What I like about this film is that I can't really explain the plot. Partly because it is nonsense (although, unlike the sequels, well thought out and intelligent nonsense) and partly because it is so convoluted that you really need to watch the film to get it. However, by making the real world 'virtual' it opens up some exciting possibilities: the rules - such as gravity - can be bent or broken.
This means that the film is a package deal, we get an incredible sci-fi concept which (people can argue) could be the TRUTH and we get some fascinating visuals as people run up walls, float in the air or punch with remarkable force. These visuals are what makes the film so astounding. From the small touches, like the nightmarish interview Neo has at the hand of the agents or the camera panning through TV monitors into real worlds, through to the excessive set pieces. In fact, every fight which occurs with in the Matrix is a great mix of wire work acrobatics and really daring camera work (this was the first film to have the camera whizz past an object as it is frozen in time).... however, all of this culminates into the Lobby scene, a flurry of bullets and dust and swirling black clad figures but one of the most fast paced, visceral and exciting action scenes to have come out of cinema. The thing is, when it comes to action scenes, guns make the action ugly. It doesn't matter how John Woo you go.... there is no real beauty in firing a gun, it is an ugly mechanical process. At least in other forms of attack you have the beauty of skill and agility.... by introducing the bending of the laws we get to have these graceful nimble ballet like moves and impossible leaps accompanying the barrage of gunfire.... and there is something beautifully coming about that last pillar collapsing after all the gunfire. After that one scene, the rest of the film is essentially a barrage of set pieces as Neo takes on the agents of the Matrix.
Among the barrage of special effects we get to witness something truly magical, bullet time. Although.... once again this has been ripped off by everyone. The bullet time scene was something completely new, an entire new way of shooting and just looked so beautiful. It even looks beautiful in Lego (seriously, that Lego scene is almost more impressive than the actual scene.... it is faultless)

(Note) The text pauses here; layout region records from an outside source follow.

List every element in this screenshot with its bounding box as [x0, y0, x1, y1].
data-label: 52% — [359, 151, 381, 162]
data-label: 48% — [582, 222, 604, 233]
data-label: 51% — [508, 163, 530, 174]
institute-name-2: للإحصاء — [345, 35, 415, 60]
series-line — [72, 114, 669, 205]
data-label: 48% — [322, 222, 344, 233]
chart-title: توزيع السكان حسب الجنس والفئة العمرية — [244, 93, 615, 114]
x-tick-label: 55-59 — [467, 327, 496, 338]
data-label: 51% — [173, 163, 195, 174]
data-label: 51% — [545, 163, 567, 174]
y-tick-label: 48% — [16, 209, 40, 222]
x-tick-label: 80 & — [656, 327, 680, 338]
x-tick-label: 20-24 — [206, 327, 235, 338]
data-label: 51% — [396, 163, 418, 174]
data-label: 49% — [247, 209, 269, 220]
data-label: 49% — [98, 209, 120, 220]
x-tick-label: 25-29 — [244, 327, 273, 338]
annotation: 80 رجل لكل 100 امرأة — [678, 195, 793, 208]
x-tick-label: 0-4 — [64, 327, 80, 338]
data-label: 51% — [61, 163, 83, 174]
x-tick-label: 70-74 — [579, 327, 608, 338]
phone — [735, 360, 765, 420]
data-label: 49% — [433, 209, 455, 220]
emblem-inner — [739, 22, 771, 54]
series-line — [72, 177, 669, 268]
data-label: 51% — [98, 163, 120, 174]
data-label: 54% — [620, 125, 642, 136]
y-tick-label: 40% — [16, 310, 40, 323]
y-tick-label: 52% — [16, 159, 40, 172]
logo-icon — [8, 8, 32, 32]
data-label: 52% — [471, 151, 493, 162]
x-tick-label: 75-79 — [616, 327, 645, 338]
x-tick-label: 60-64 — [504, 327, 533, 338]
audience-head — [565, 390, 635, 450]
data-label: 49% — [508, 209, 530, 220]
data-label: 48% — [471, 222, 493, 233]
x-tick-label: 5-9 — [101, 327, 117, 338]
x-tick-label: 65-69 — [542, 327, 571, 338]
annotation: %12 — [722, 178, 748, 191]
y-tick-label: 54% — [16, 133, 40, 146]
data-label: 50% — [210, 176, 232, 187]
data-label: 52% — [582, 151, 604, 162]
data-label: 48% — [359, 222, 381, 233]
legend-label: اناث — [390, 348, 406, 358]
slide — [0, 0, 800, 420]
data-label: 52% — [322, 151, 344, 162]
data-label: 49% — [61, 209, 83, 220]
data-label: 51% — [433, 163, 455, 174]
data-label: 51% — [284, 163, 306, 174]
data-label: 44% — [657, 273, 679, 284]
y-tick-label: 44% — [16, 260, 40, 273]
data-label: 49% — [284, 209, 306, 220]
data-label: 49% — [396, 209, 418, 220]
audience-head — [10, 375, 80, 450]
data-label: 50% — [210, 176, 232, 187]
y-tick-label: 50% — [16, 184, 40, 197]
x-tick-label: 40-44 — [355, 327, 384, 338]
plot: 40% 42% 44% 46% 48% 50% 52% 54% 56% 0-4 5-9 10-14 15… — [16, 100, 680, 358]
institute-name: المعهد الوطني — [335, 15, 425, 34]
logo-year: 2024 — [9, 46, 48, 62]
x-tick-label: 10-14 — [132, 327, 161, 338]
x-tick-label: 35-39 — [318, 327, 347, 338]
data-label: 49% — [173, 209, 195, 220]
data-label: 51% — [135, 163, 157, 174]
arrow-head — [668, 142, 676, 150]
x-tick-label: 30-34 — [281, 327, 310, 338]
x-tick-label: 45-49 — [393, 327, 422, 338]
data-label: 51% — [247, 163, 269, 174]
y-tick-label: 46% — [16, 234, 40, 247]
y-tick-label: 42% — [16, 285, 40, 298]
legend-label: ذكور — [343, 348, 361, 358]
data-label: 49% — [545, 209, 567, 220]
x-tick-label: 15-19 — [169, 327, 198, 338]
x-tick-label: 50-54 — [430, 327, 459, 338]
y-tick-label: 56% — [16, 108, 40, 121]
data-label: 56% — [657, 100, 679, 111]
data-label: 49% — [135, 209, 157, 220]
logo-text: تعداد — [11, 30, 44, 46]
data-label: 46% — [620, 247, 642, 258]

Unfortunately, the amazing central concept and revolutionary special effects are a mixed blessing, because they showcase some of the film's weaknesses. Firstly a lot of the dialogue and writing is badly written... this becomes clearer with the sequels where everything becomes ridiculously convoluted. But also none of the acting is that impressive. I mean Keanu has never been the most varied of emoters, but even Carrie Anne Moss and Lawrence Fishburne come of a bit cold and emotionless....
There is one MASSIVE exception to this rule, and ironically it is in a role which demands an emotionless performance. Hugo Weaving is phenomenal as Agent Smith... A program within the Matrix designed to seek those abusing it. He drips with malevolence and barely suppressed rage. Each slowly pronounced word is full of hatred and restraint. You can tell that he is borderline insane, but the restraint and the fact that it is all bottled in is what makes it scary. He is a fabulous villain, in a film where the only other villain is completely ballsed up.
One of Morphius' crew ends up siding with the Agents and rather than creating an interesting story about human weakness and the allure of the Matrix (after all, I'd go back in there if I could dictate how I wanted to be) - they just turn them into a Boo Hiss villain who kills a lot of people and is asexually creepy.... what a shame.
Villains, in this type of film, are more interesting and more enjoyable when they're not just a 'Boo Hiss Baddy'. Agent Smith is, without doubt, the best thing in this film.... and yet in the sequels as he gets more and more insane he becomes less interesting. A parody of his former brilliance.

And so, my final point.... Neo becomes 'The One'.... A man who can see The Matrix for what it is and manipulate it at whim. He can destroy the agents. He can stop bullets. He can fly. Look how bored he is as he fights Agent Smith.... so.... What happens in the next film? The Matrix 'upgrades' its Agents.... why didn't it do that at the start? Why does it even matter - NEO CAN MANIPULATE THE MATRIX AT WHIM! Surely it doesn't matter how powerful an object is when it is essentially going up against an all powerful God.

That is what annoys me, and it has nothing to do with this film. The first Matrix was so clever, so original, so remarkable.... The Wachowskis then sully it with two confused and convoluted unnecessary films.